Investing in Forestry
ADDENDUM

Further to the article in the May 2007 edition of WRMM concerning investment in forestry I requested that the figures were rechecked. This was prompted by a number of emails I received from subscribers who had looked into the claims in the article and discovered they didn’t add up.

Before I go any further I want to personally thank you all for taking the time to email me. Corny as it might sound, it does mean a lot to know that you investigate opportunities thoroughly and that you’re looking out for one another.

As you know any facts and figures I usually publish in WRMM are checked, checked and checked again because we know how important it is when you’re pursuing an opportunity you get the whole picture.

As forestry isn’t a specialist area of mine I commissioned the services of a researcher. The guy took facts and figures from the website, which he says the Forestry Commission then confirmed over the phone as being relevant.

After the feedback I got here at WRMM I contacted the Commission myself and requested a full information pack with complete details of their current grant schemes.

And I’m sorry to say that the grant payment figures included in the article were for the creation of new woodlands, not sustaining them.

There are grants available for sustaining and preserving existing woodlands. Similarly in England at least there are grants available for ‘improving’ existing woodland (basically you fell so many hectares of trees to sell as timber, then restock the land with different species).

There’s a chance the improvement grants could still mean forestry and woodlands offer a way to make some decent money. Doing a quick calculation on the back of a napkin say you bought 40 hectares in Devon for £80,000 (this is a genuine piece of land advertised on Fountains Plc website).

Now say you’ve got spruce on the land, then you can grow between 4,500 to 7,500 trees per hectare. That sounds like a hell of a lot to me and we’re talking some very dense forest here, but this figure comes from a report put together by Ireland’s Agriculture and Food Development Authority.

So let’s say you have 5,000 trees per hectare – play it safe. Fell the trees for timber and that gives you £12,500 per hectare on the basis of £2.50 profit per tree.

So to get your £80,000 back you’d need to harvest 6.4 hectares.

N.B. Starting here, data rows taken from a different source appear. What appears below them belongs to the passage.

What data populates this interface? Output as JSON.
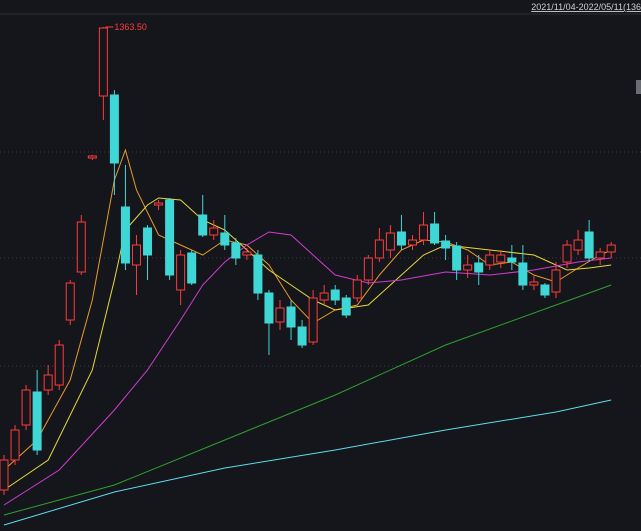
{
  "chart_data": {
    "type": "candlestick",
    "subtitle": "2021/11/04-2022/05/11(136",
    "annotation": {
      "value": 1363.5,
      "label": "1363.50"
    },
    "ylim": [
      859.5,
      1390.5
    ],
    "up_color": "#ff3b3b",
    "down_color": "#3fd6d6",
    "open": [
      900.5,
      930.5,
      965.5,
      998.5,
      1000.5,
      1005.5,
      1070.5,
      1118.5,
      1232.5,
      1294.5,
      1295.5,
      1183.5,
      1125.5,
      1162.5,
      1185.5,
      1190.5,
      1100.5,
      1137.5,
      1175.5,
      1155.5,
      1157.5,
      1147.5,
      1135.5,
      1135.5,
      1097.5,
      1068.5,
      1083.5,
      1063.5,
      1048.5,
      1090.5,
      1100.5,
      1092.5,
      1092.5,
      1110.5,
      1132.5,
      1140.5,
      1158.5,
      1145.5,
      1150.5,
      1166.5,
      1149.5,
      1144.5,
      1120.5,
      1127.5,
      1125.5,
      1128.5,
      1132.5,
      1127.5,
      1105.5,
      1105.5,
      1098.5,
      1128.5,
      1140.5,
      1158.5,
      1132.5,
      1138.5
    ],
    "high": [
      935.5,
      965.5,
      1005.5,
      1020.5,
      1025.5,
      1050.5,
      1110.5,
      1175.5,
      1235.5,
      1363.5,
      1300.5,
      1225.5,
      1155.5,
      1165.5,
      1190.5,
      1192.5,
      1140.5,
      1140.5,
      1195.5,
      1170.5,
      1175.5,
      1152.5,
      1142.5,
      1140.5,
      1100.5,
      1090.5,
      1090.5,
      1070.5,
      1100.5,
      1105.5,
      1105.5,
      1095.5,
      1115.5,
      1135.5,
      1162.5,
      1165.5,
      1175.5,
      1155.5,
      1178.5,
      1178.5,
      1155.5,
      1148.5,
      1135.5,
      1135.5,
      1140.5,
      1140.5,
      1145.5,
      1145.5,
      1115.5,
      1107.5,
      1128.5,
      1150.5,
      1160.5,
      1170.5,
      1142.5,
      1148.5
    ],
    "low": [
      895.5,
      925.5,
      960.5,
      935.5,
      995.5,
      1000.5,
      1065.5,
      1115.5,
      1230.5,
      1270.5,
      1195.5,
      1120.5,
      1095.5,
      1110.5,
      1180.5,
      1110.5,
      1085.5,
      1105.5,
      1153.5,
      1150.5,
      1140.5,
      1125.5,
      1130.5,
      1090.5,
      1035.5,
      1060.5,
      1050.5,
      1042.5,
      1045.5,
      1085.5,
      1085.5,
      1072.5,
      1088.5,
      1105.5,
      1128.5,
      1132.5,
      1140.5,
      1140.5,
      1145.5,
      1145.5,
      1130.5,
      1110.5,
      1112.5,
      1105.5,
      1120.5,
      1122.5,
      1120.5,
      1100.5,
      1100.5,
      1092.5,
      1092.5,
      1122.5,
      1135.5,
      1128.5,
      1125.5,
      1132.5
    ],
    "close": [
      930.5,
      960.5,
      1000.5,
      940.5,
      1015.5,
      1045.5,
      1107.5,
      1168.5,
      1234.5,
      1362.5,
      1227.5,
      1127.5,
      1145.5,
      1135.5,
      1187.5,
      1115.5,
      1135.5,
      1107.5,
      1155.5,
      1162.5,
      1145.5,
      1132.5,
      1138.5,
      1097.5,
      1067.5,
      1082.5,
      1063.5,
      1045.5,
      1092.5,
      1097.5,
      1090.5,
      1075.5,
      1110.5,
      1132.5,
      1150.5,
      1157.5,
      1145.5,
      1150.5,
      1165.5,
      1147.5,
      1142.5,
      1120.5,
      1125.5,
      1118.5,
      1135.5,
      1135.5,
      1128.5,
      1105.5,
      1108.5,
      1095.5,
      1120.5,
      1145.5,
      1150.5,
      1132.5,
      1138.5,
      1145.5
    ],
    "series": [
      {
        "color": "#e89a2c",
        "x": [
          0,
          3,
          6,
          8,
          10,
          11,
          12,
          14,
          16,
          18,
          20,
          22,
          24,
          26,
          28,
          30,
          32,
          34,
          36,
          38,
          40,
          42,
          44,
          46,
          48,
          50,
          52,
          54,
          55
        ],
        "values": [
          920.5,
          950.5,
          1010.5,
          1090.5,
          1210.5,
          1240.5,
          1200.5,
          1155.5,
          1145.5,
          1135.5,
          1150.5,
          1145.5,
          1125.5,
          1090.5,
          1067.5,
          1080.5,
          1085.5,
          1115.5,
          1140.5,
          1150.5,
          1148.5,
          1140.5,
          1125.5,
          1128.5,
          1115.5,
          1108.5,
          1122.5,
          1135.5,
          1140.5
        ]
      },
      {
        "color": "#e8d83a",
        "x": [
          0,
          4,
          8,
          10,
          11,
          13,
          14,
          16,
          18,
          20,
          22,
          24,
          26,
          28,
          30,
          33,
          35,
          38,
          40,
          44,
          48,
          51,
          53,
          55
        ],
        "values": [
          900.5,
          930.5,
          1020.5,
          1110.5,
          1160.5,
          1185.5,
          1192.5,
          1190.5,
          1170.5,
          1160.5,
          1140.5,
          1120.5,
          1105.5,
          1090.5,
          1080.5,
          1085.5,
          1105.5,
          1135.5,
          1145.5,
          1140.5,
          1135.5,
          1120.5,
          1122.5,
          1125.5
        ]
      },
      {
        "color": "#d23cd2",
        "x": [
          0,
          5,
          10,
          13,
          16,
          18,
          20,
          22,
          24,
          26,
          28,
          30,
          33,
          36,
          40,
          44,
          48,
          52,
          55
        ],
        "values": [
          885.5,
          920.5,
          980.5,
          1020.5,
          1070.5,
          1105.5,
          1128.5,
          1145.5,
          1158.5,
          1155.5,
          1135.5,
          1115.5,
          1107.5,
          1110.5,
          1118.5,
          1115.5,
          1120.5,
          1128.5,
          1132.5
        ]
      },
      {
        "color": "#2fa02f",
        "x": [
          0,
          10,
          20,
          30,
          40,
          50,
          55
        ],
        "values": [
          875.5,
          905.5,
          950.5,
          995.5,
          1045.5,
          1085.5,
          1105.5
        ]
      },
      {
        "color": "#5fdcec",
        "x": [
          0,
          10,
          20,
          30,
          40,
          50,
          55
        ],
        "values": [
          865.5,
          898.5,
          922.5,
          940.5,
          960.5,
          978.5,
          990.5
        ]
      }
    ]
  }
}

This is where the Woodland Regeneration Grant could kick in. The idea is you restock the land with other tree species… and then these are the sort of grants that could apply on a per hectare basis:

Which could give you an additional £2304 to £7040 depending on what you replant your hectares with.

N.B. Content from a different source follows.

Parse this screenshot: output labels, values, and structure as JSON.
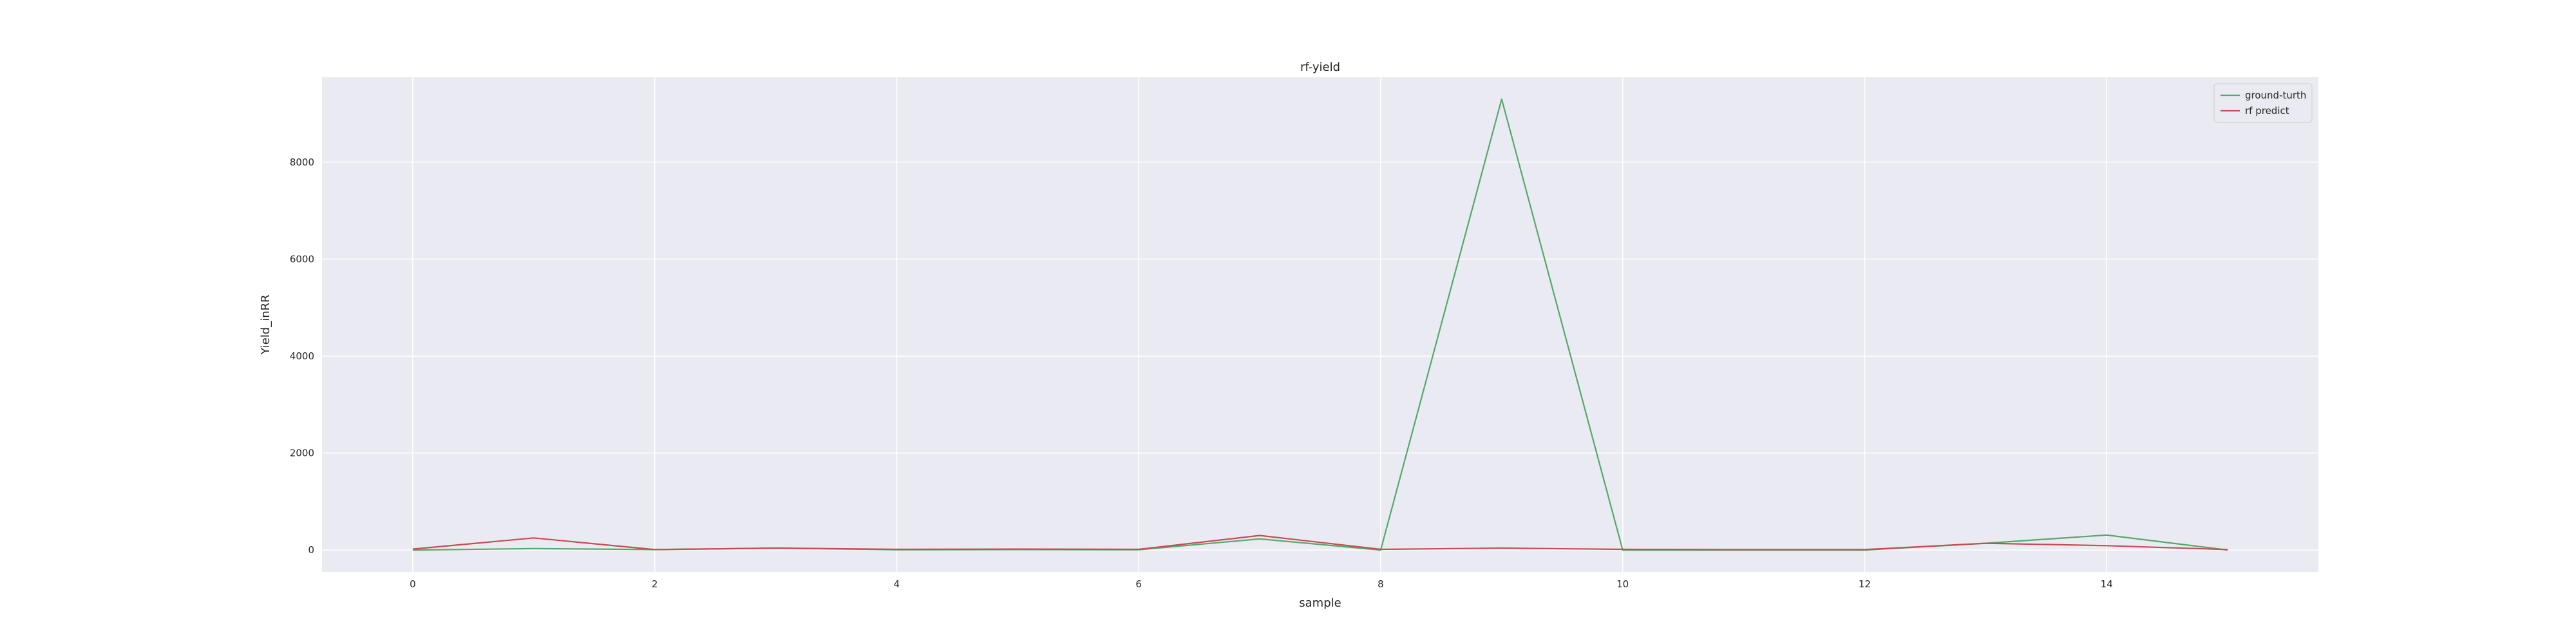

Now spruce can take between 3 to 6 years to reach maturity. So you could theoretically fell your full 40 hectares – making £80,000 a year – and then collecting a few grand extra when you replant the area you’ve just harvested.

That might all sound good and well, but there are some inconsistencies that worry me about this, which is why I can’t endorse it right at this moment.

First of all the information I got – the hard copy from the Forestry Commission who pay the grants – is for 2006 (and even included some stuff relevant to 2005!) So the figures above might change when it comes to Autumn this year when the next grant information is published.

That could mean the payments improve… but it could also mean they go down.

Secondly, there’s information in the hard copy, which isn’t on the website.

And lastly in April, around the time the article was written and researched, there was a bit of an upheaval in the grant system.

For one thing a whole series of grants which had been paid automatically before have become means tested because there’s been so much abuse of the system.

I think there’s a good chance there’s still some mileage in this opportunity, but not right now.

So what we’re going to do is revisit the opportunity when the new grant payments are definitively published – in 3 to 4 months time – and make sure that when we come back to you later in the year every single figure stands up (otherwise it won’t just be the researcher’s head on the plate!)

And finally, here’s an extract from an email I received from the researcher earlier today:

“Dear Nick

I must express my profound apologies for the inaccuracies concerning the figures I sent you regarding grant payments and the types of grant they apply to.

The grant system can be difficult to decipher at the best of times, but ultimately I must take responsibility for this situation.

I would also like to extend my apologies to your subscribers for the inaccuracies in the article. I hope this will not reflect badly on you as the mistake was by no means yours or WRMM’s…”

And so it goes on.

I guess the lesson learnt here is – ‘if it sounds too good to be true, then it probably is!’

Anyway as soon as I know more, I’ll let you know and get some current (and accurate) facts on how much money there really is to be made from owning your own forest.